The answer is very simple: lock prescriptions away. It can be as easy as stopping by an office supply store and getting a small locking box. Place your medications in the box, keep it in a drawer and keep the keys well hidden elsewhere. This will prevent casual theft. Or you can locate a locking medicine cabinet easily enough. They are available online for $100 to $200 plus an installation charge if you have a handyman mount it in the bathroom.

And if you have prescriptions that are no longer needed, don’t hold onto them. Rather than flushing them down the toilet, which adds them to the water supply, check with local pharmacies to see if they will dispose of them for you or contact your local waste service company and ask about hazardous waste disposal.

A very little bit of work on your part can help keep these drugs out of circulation in your community.

Source: Testimony of Stephen J. Pasierf, Abuse of Prescription and Over the Counter Drug, March 1, 2008, http://www.drugfree.org/Portal/About/NewsReleases/International_Narcotics
Source: Monitoring the Future Study, 2009, http://monitoringthefuture.org/data/09data/fig09_10.pdf
Source: Proper Disposal of Prescription Drugs, October 2009, http://www.whitehousedrugpolicy.gov/publications/pdf/prescrip_disposal.pdf

Antibiotics linked to Allergies and Asthma

ANTIBIOTICS LINKED TO DEVELOPMENT OF ALLERGIES AND ASTHMA

Vol. 7 Issue 127

A study conducted at Henry Ford Hospital in Detroit has linked antibiotics to allergies and asthma in children. Children who received antibiotics within their first six months were at an increased risk of developing asthma and allergies by the age of seven.

448 children were followed from birth to seven years; the children were divided by gender into even groups.

Researchers collected data about all prescribed oral antibiotics; blood tests that measures immunoglobulin E (the antibody that causes allergies); skin reaction tests that determines if a person is hypersensitive to an allergen, and on all clinical visits.
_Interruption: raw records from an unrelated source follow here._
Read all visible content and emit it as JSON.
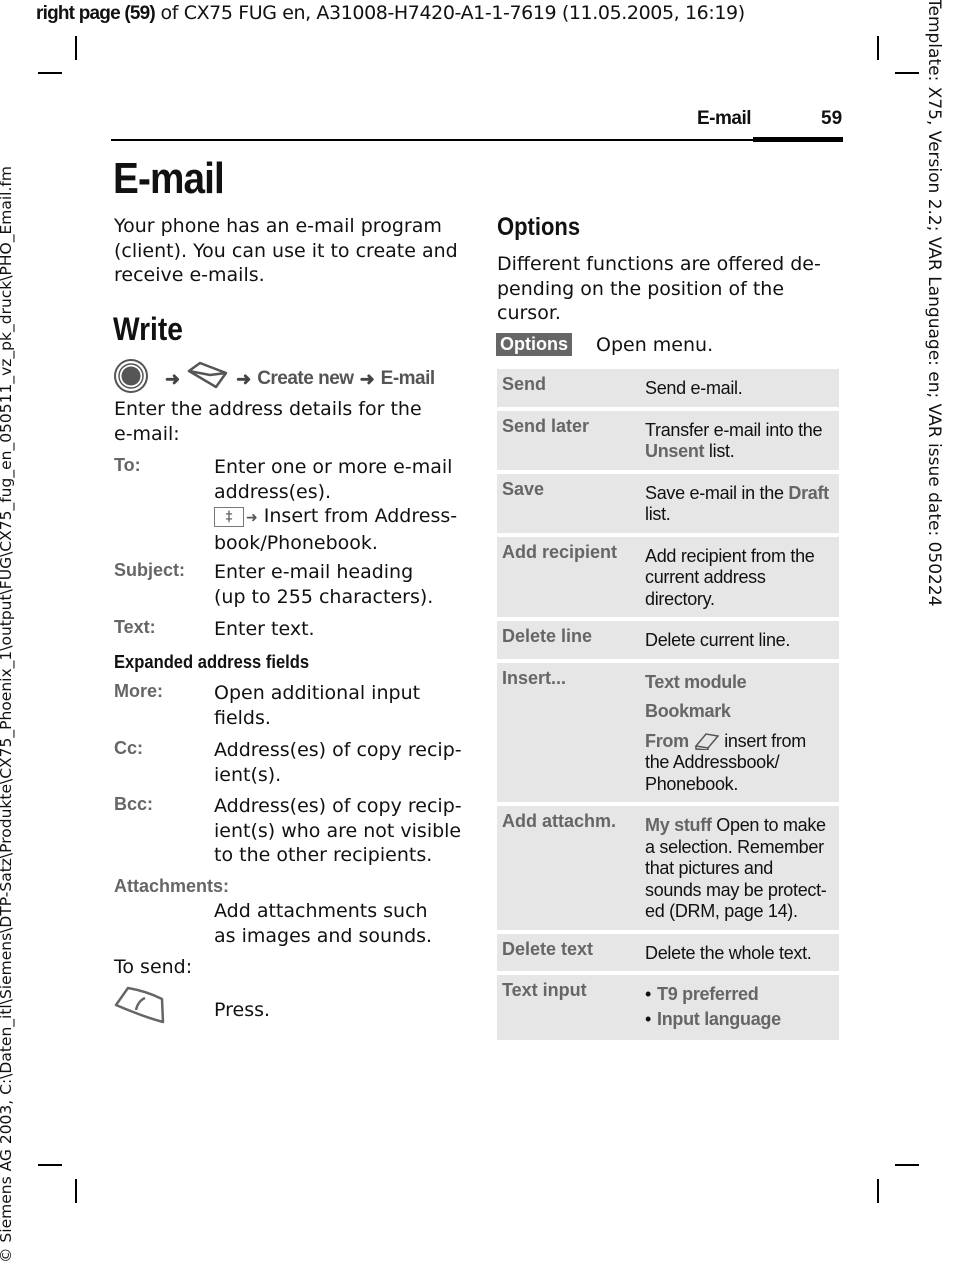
{
  "print_header": {
    "bold_part": "right page (59)",
    "rest": " of CX75 FUG en, A31008-H7420-A1-1-7619 (11.05.2005, 16:19)"
  },
  "side_left": "© Siemens AG 2003, C:\\Daten_itl\\Siemens\\DTP-Satz\\Produkte\\CX75_Phoenix_1\\output\\FUG\\CX75_fug_en_050511_vz_pk_druck\\PHO_Email.fm",
  "side_right": "Template: X75, Version 2.2; VAR Language: en; VAR issue date: 050224",
  "running_head": {
    "title": "E-mail",
    "page": "59"
  },
  "title": "E-mail",
  "intro": "Your phone has an e-mail program (client). You can use it to create and receive e-mails.",
  "write": {
    "heading": "Write",
    "nav": {
      "step1_icon": "joystick-icon",
      "step2_icon": "envelope-icon",
      "step3": "Create new",
      "step4": "E-mail",
      "arrow": "➜"
    },
    "instruction": "Enter the address details for the e-mail:",
    "fields": [
      {
        "term": "To:",
        "desc": "Enter one or more e-mail address(es).",
        "extra_key": "‡",
        "extra_arrow": "➜",
        "extra_text": "Insert from Address-book/Phonebook."
      },
      {
        "term": "Subject:",
        "desc": "Enter e-mail heading (up to 255 characters)."
      },
      {
        "term": "Text:",
        "desc": "Enter text."
      }
    ],
    "expanded_heading": "Expanded address fields",
    "expanded_fields": [
      {
        "term": "More:",
        "desc": "Open additional input fields."
      },
      {
        "term": "Cc:",
        "desc": "Address(es) of copy recip-ient(s)."
      },
      {
        "term": "Bcc:",
        "desc": "Address(es) of copy recip-ient(s) who are not visible to the other recipients."
      },
      {
        "term": "Attachments:",
        "desc": "Add attachments such as images and sounds."
      }
    ],
    "to_send": "To send:",
    "send_key_icon": "call-key-icon",
    "press": "Press."
  },
  "options": {
    "heading": "Options",
    "intro": "Different functions are offered de-pending on the position of the cursor.",
    "softkey": "Options",
    "softkey_desc": "Open menu.",
    "rows": [
      {
        "name": "Send",
        "desc": "Send e-mail."
      },
      {
        "name": "Send later",
        "desc_pre": "Transfer e-mail into the ",
        "desc_hl": "Unsent",
        "desc_post": " list."
      },
      {
        "name": "Save",
        "desc_pre": "Save e-mail in the ",
        "desc_hl": "Draft",
        "desc_post": " list."
      },
      {
        "name": "Add recipient",
        "desc": "Add recipient from the current address directory."
      },
      {
        "name": "Delete line",
        "desc": "Delete current line."
      },
      {
        "name": "Insert...",
        "items": [
          "Text module",
          "Bookmark"
        ],
        "from_hl": "From",
        "from_icon": "addressbook-icon",
        "from_text": " insert from the Addressbook/ Phonebook."
      },
      {
        "name": "Add attachm.",
        "desc_hl": "My stuff",
        "desc_post": " Open to make a selection. Remember that pictures and sounds may be protect-ed (DRM, page 14)."
      },
      {
        "name": "Delete text",
        "desc": "Delete the whole text."
      },
      {
        "name": "Text input",
        "bullets": [
          "T9 preferred",
          "Input language"
        ]
      }
    ]
  }
}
Researchers also collected environmental samples from the homes of the children.

The data was collected before birth and then at the first four birthdays. Each child was then evaluated at 6 to 7-years-old by a certified allergist.
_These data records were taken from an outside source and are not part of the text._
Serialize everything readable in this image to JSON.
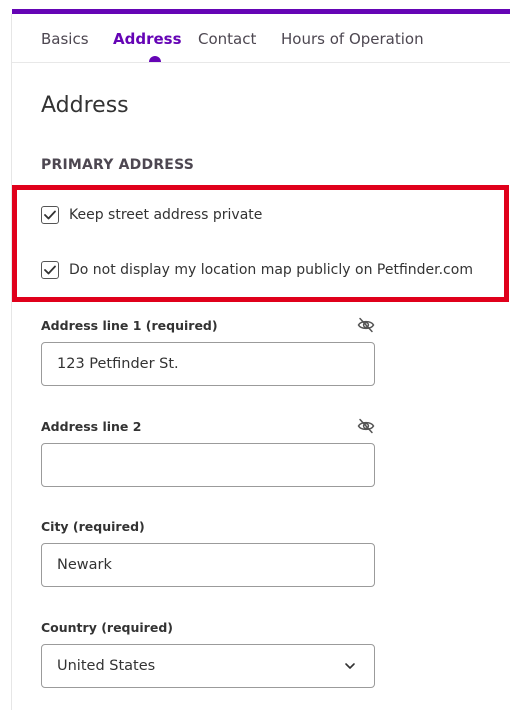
{
  "tabs": [
    {
      "label": "Basics"
    },
    {
      "label": "Address",
      "active": true
    },
    {
      "label": "Contact"
    },
    {
      "label": "Hours of Operation"
    }
  ],
  "page_title": "Address",
  "section_title": "PRIMARY ADDRESS",
  "checkboxes": [
    {
      "label": "Keep street address private",
      "checked": true
    },
    {
      "label": "Do not display my location map publicly on Petfinder.com",
      "checked": true
    }
  ],
  "fields": {
    "address1": {
      "label": "Address line 1 (required)",
      "value": "123 Petfinder St."
    },
    "address2": {
      "label": "Address line 2",
      "value": ""
    },
    "city": {
      "label": "City (required)",
      "value": "Newark"
    },
    "country": {
      "label": "Country (required)",
      "value": "United States"
    }
  },
  "colors": {
    "accent": "#6504b5",
    "highlight": "#e0001b"
  }
}
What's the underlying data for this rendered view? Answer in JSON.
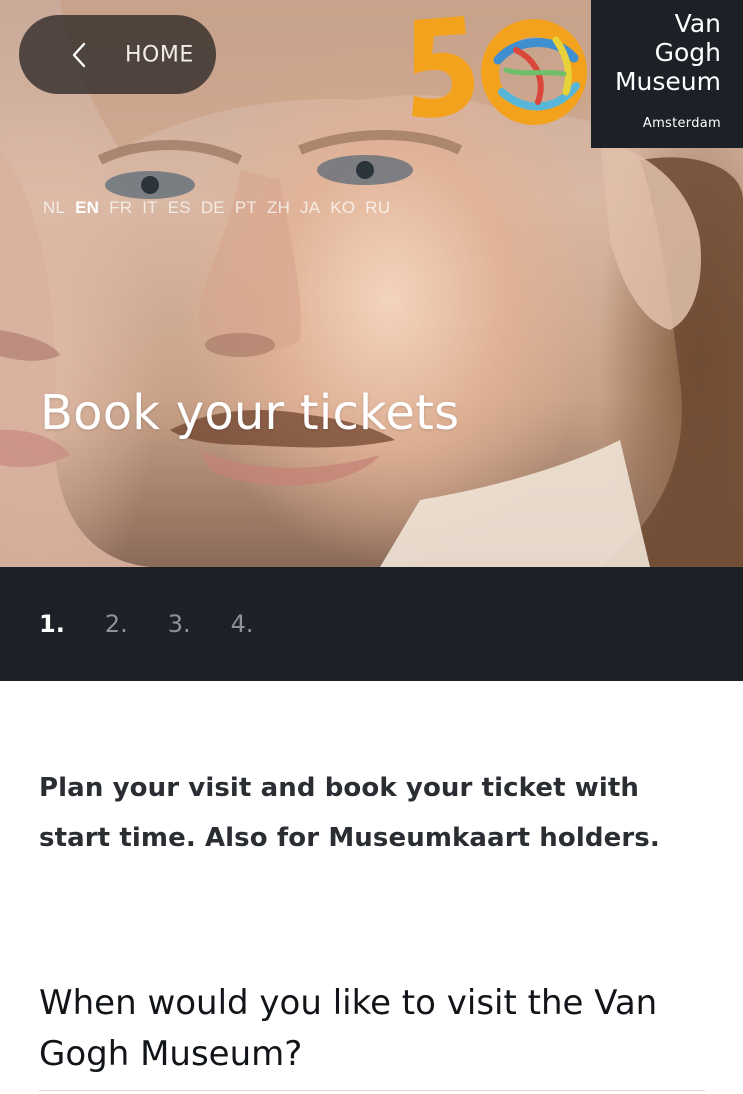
{
  "header": {
    "home_label": "HOME",
    "brand": {
      "line1": "Van",
      "line2": "Gogh",
      "line3": "Museum",
      "city": "Amsterdam"
    },
    "anniversary_logo": "50",
    "languages": [
      {
        "code": "NL",
        "active": false
      },
      {
        "code": "EN",
        "active": true
      },
      {
        "code": "FR",
        "active": false
      },
      {
        "code": "IT",
        "active": false
      },
      {
        "code": "ES",
        "active": false
      },
      {
        "code": "DE",
        "active": false
      },
      {
        "code": "PT",
        "active": false
      },
      {
        "code": "ZH",
        "active": false
      },
      {
        "code": "JA",
        "active": false
      },
      {
        "code": "KO",
        "active": false
      },
      {
        "code": "RU",
        "active": false
      }
    ],
    "title": "Book your tickets"
  },
  "steps": {
    "items": [
      "1.",
      "2.",
      "3.",
      "4."
    ],
    "current": 1
  },
  "content": {
    "intro": "Plan your visit and book your ticket with start time. Also for Museumkaart holders.",
    "question": "When would you like to visit the Van Gogh Museum?"
  },
  "colors": {
    "dark": "#1c2128",
    "logo_orange": "#f2a21c",
    "logo_blue": "#3f8fd0"
  }
}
Forty-nine percent of the children had received antibiotics by the age of six-months; the most commonly prescribed antibiotic was penicillin. Other finding included:

* Children who received antibiotics by six months old were 1.5 times more likely to develop allergies by age seven than children who did not receive antibiotics, and 2.5 times more likely to develop asthma.
* Children who lived with less than two pets by the age of six months given at least one antibiotic were 1.7 times more likely to develop allergies and three times more likely to develop asthma.
* Children whose mothers had a history of allergies were twice as likely to develop allergies. Those who were breast-fed more than four months, and received antibiotics by six months were three times as likely to develop allergies; the risk of asthma was not influenced by breast feeding and antibiotics.
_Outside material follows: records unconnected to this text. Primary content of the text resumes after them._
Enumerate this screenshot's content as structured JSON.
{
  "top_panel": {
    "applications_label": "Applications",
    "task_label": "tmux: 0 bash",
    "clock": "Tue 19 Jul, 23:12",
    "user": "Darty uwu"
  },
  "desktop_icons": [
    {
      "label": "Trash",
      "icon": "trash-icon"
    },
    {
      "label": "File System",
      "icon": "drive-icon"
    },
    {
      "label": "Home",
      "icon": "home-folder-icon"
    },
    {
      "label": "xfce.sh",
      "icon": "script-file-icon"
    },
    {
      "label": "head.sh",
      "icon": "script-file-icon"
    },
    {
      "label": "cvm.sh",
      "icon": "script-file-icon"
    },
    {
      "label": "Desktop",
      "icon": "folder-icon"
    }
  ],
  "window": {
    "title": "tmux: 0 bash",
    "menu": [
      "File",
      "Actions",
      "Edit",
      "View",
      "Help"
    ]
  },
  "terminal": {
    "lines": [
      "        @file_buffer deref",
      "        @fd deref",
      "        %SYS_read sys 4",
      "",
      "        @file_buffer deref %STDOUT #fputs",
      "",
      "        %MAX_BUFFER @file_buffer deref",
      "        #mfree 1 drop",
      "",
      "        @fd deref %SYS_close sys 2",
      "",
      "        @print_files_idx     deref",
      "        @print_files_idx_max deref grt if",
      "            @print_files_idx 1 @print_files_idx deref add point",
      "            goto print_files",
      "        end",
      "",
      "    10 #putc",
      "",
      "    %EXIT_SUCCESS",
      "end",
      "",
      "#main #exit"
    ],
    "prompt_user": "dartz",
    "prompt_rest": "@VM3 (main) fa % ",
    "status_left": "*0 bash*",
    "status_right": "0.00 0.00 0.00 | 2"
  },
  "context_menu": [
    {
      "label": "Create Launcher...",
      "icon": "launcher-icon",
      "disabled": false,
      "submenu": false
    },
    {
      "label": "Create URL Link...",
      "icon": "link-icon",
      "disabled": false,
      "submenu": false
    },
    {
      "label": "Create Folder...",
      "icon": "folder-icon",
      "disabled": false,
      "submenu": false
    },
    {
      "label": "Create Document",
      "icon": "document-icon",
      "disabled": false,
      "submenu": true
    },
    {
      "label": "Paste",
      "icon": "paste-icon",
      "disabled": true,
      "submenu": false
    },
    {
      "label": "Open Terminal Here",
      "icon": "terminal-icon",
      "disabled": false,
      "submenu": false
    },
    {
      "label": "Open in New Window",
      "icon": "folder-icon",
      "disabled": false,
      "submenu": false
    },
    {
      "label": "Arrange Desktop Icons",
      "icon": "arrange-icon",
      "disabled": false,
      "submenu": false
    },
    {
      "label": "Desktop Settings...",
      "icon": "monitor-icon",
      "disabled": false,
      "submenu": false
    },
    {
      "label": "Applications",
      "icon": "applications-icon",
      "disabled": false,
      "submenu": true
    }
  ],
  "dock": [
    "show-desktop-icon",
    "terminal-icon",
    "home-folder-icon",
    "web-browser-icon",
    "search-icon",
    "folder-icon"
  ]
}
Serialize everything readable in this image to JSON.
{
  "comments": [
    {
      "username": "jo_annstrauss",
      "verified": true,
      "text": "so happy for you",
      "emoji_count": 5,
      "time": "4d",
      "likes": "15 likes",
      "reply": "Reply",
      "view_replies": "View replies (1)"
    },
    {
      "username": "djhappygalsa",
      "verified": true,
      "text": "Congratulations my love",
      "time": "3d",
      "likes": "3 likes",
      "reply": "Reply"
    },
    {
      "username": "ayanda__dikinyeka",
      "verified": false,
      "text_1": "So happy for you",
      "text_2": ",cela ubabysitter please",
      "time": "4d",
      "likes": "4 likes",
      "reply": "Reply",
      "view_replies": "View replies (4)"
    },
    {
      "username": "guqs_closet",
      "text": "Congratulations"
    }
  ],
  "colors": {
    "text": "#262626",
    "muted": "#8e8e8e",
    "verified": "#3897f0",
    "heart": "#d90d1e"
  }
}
According to Christine Cole Johnson, PhD, lead author of the study and senior epidemiologist for Henry Ford’s Department of Biostatistics and Research Epidemiology, “…we need to be more prudent in prescribing antibiotics for children at such an early age. In the past, many of them were prescribed unnecessarily, especially for viral infections like colds and the flu when the antibiotics would have no effect anyway.”

SOURCE: Henry Ford Health System press release, Science Daily, October 1, 2003; WCA News,
www.wcanews.com, October 2003; www.newscientist.com, September 30, 2003; BBC News, news.bbc.co.uk.